I. Хоть острый серп судьбины

Моих не косит дней,

Но нет уж половины;

во мне души моей.

II. Нельзя смягчить судьбину,

ты сколько слез не лей

Миленой половину

Займи души моей.

[15] Ради экономии места отказываюсь от сравнительного анализа самых характерных в этом отношении образцов: «Осени во вр. ос. Очак.» и «Е. Он.» VII, 29–30. Читатель без труда может проделать его и сам.

[16] Собственно не он, а «Муза», его поэтический двойник. В рукописном варианте еще категоричнее: венцом бессмертия чело мое венчай, говорит он Музе.

[17] Чтобы не повторяться, отсылаю к моей статье: «3авет Пушкина» (Современные Записки, 1926, т. XXIX), где дан подробный анализ «Памятника» с этой точкн зрения. Ср. также обстоятельную, хотя перегруженную аргументацией, не всегда идущей к делу, статью ак. Сакулина, «Памятник нерукотворный», в сборнике «Пушкин», под ред. Пиксанова, I, M. 1924. Выводы ак. Сакулина, статья которого мне в свое время не была доступна, совпадают в общем с моими.

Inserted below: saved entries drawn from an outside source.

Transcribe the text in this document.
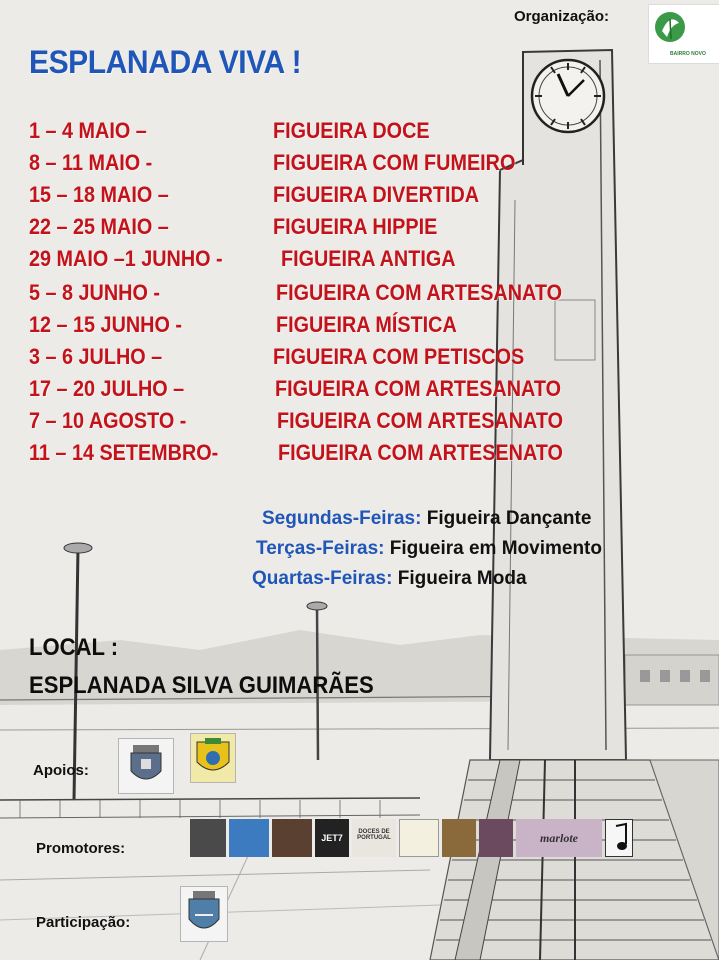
Organização:

BAIRRO NOVO
ESPLANADA VIVA !
1 – 4 MAIO –	FIGUEIRA DOCE
8 – 11 MAIO -	FIGUEIRA COM FUMEIRO
15 – 18 MAIO –	FIGUEIRA DIVERTIDA
22 – 25 MAIO –	FIGUEIRA HIPPIE
29 MAIO –1 JUNHO -	FIGUEIRA ANTIGA
5 – 8 JUNHO -	FIGUEIRA COM ARTESANATO
12 – 15 JUNHO -	FIGUEIRA MÍSTICA
3 – 6 JULHO –	FIGUEIRA COM PETISCOS
17 – 20 JULHO –	FIGUEIRA COM ARTESANATO
7 – 10 AGOSTO -	FIGUEIRA COM ARTESANATO
11 – 14 SETEMBRO-	FIGUEIRA COM ARTESENATO
Segundas-Feiras: Figueira Dançante
Terças-Feiras: Figueira em Movimento
Quartas-Feiras: Figueira Moda

LOCAL :

ESPLANADA SILVA GUIMARÃES

Apoios:

Promotores:

JET7
DOCES DE PORTUGAL	marlote

Participação:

[18] Приведу еще один пример этого внесения новых оттенков смысла: ...слава возрастет моя, не увядая, доколь Славянов род вселенна будет чтить, говорит Державин. Слух пройдет обо мне от белых вод до черных... всяк будет помнить то в народах неиссчетных... В «Лебеде», развивающем ту же тему, этому соответствуют стихи: со временем о мне узнают Славяне, Гунны, Скифы, Чудь... К ним поэт дает объяснение: «древние обитатели России, из которых составилось государство». Он, очевидно, хотел сказать: русский народ, перечисляя его этнические элементы, в чистом виде уже исчезнувшие. Ср. у П-на: слух обо мне пройдет по всей Руси великой в назовет меня всяк сущий в ней язык: и гордый внук славян, и финн и ныне дикой тунгус и друг степей, калмык. Пушкин стоит на великодержавной, а не узконациональной точке зрения. Надо, впрочем, сказать, что пушкинская точка зрения не была чужда и Державину. См. в «Изображении Фелицы» слова о «диких людях отдаленных», привлеченных Екатериной в ее комиссию, которых онa желает «не в рабстве, а в подданстве числить». Т. о. Пушкин и здесь «поправляет» Державина с его же собственной помощью.